Reggie Harris, 67, is a descendant of both Wickham and Bibanna Hewlett, a black woman who was enslaved at Wickham’s plantation. For Mr. Harris, a musician and teacher, the statue has been a painful reminder of the abuse his family suffered and of America’s refusal to fully acknowledge its past.

Mr. Harris and some of Wickham’s other descendants met for dinner in 2012, and when the statue came up as a topic of conversation, they decided to visit it together.

“We all looked at each other and we said, ‘Well, what do we do with this?’” Mr. Harris recalled of their visit to the monument. “Because we had had conversations about our relationship, and trying to put that all in some perspective, and now we had this bronze and concrete memorial to this person who, you know, complicated history.”

Clayton Wickham and his brother Will wrote a letter to Richmond’s mayor in 2017, asking that the statue be removed, but it remained in place. Then, suddenly, protesters tied a rope around the statue this month and tore it down themselves. Mr. Harris said it was satisfying to see it topple.

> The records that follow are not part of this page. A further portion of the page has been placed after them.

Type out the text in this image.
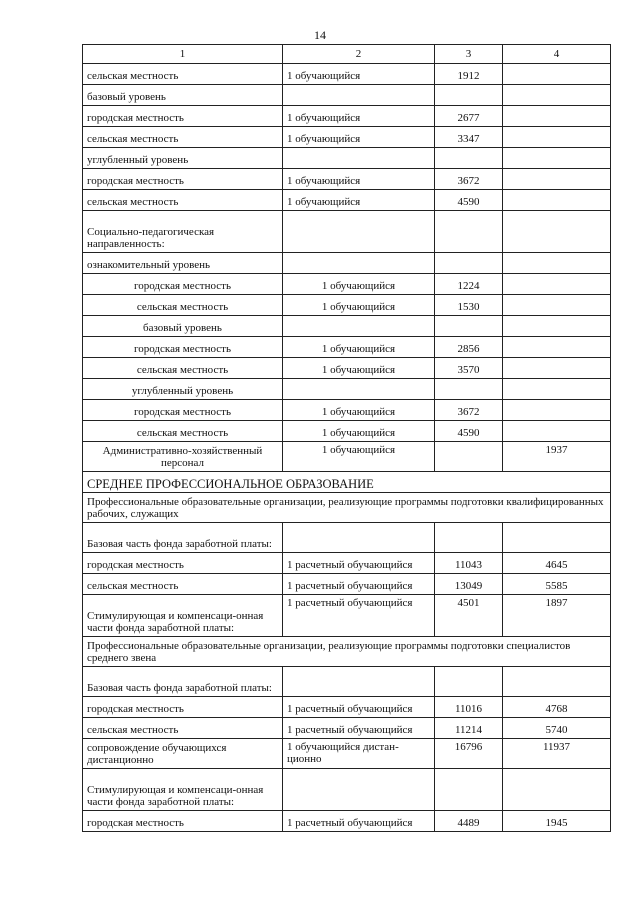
14
1	2	3	4
сельская местность	1 обучающийся	1912	
базовый уровень			
городская местность	1 обучающийся	2677	
сельская местность	1 обучающийся	3347	
углубленный уровень			
городская местность	1 обучающийся	3672	
сельская местность	1 обучающийся	4590	
Социально-педагогическая направленность:			
ознакомительный уровень			
городская местность	1 обучающийся	1224	
сельская местность	1 обучающийся	1530	
базовый уровень			
городская местность	1 обучающийся	2856	
сельская местность	1 обучающийся	3570	
углубленный уровень			
городская местность	1 обучающийся	3672	
сельская местность	1 обучающийся	4590	
Административно-хозяйственный персонал	1 обучающийся		1937
СРЕДНЕЕ ПРОФЕССИОНАЛЬНОЕ ОБРАЗОВАНИЕ			
Профессиональные образовательные организации, реализующие программы подготовки квалифицированных рабочих, служащих			
Базовая часть фонда заработной платы:			
городская местность	1 расчетный обучающийся	11043	4645
сельская местность	1 расчетный обучающийся	13049	5585
Стимулирующая и компенсаци-онная части фонда заработной платы:	1 расчетный обучающийся	4501	1897
Профессиональные образовательные организации, реализующие программы подготовки специалистов среднего звена			
Базовая часть фонда заработной платы:			
городская местность	1 расчетный обучающийся	11016	4768
сельская местность	1 расчетный обучающийся	11214	5740
сопровождение обучающихся дистанционно	1 обучающийся дистан-ционно	16796	11937
Стимулирующая и компенсаци-онная части фонда заработной платы:			
городская местность	1 расчетный обучающийся	4489	1945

On Wednesday, in a video call with two Wickhams and a reporter, he was also moved by how much his white relatives’ views had changed.

“I didn’t know that you had voted to have the statue cleaned a few years back and that now you were regretting that you’d done that,” he said to Clayton Wickham and Mr. Wickham’s aunt, Wallis Raemer, during the call. “That’s real stuff, that’s real history. That’s not this idealized thing of ‘let bygones be bygones.’ That’s people struggling with all those things that people talk about — legacy and heritage and adopting new thought.”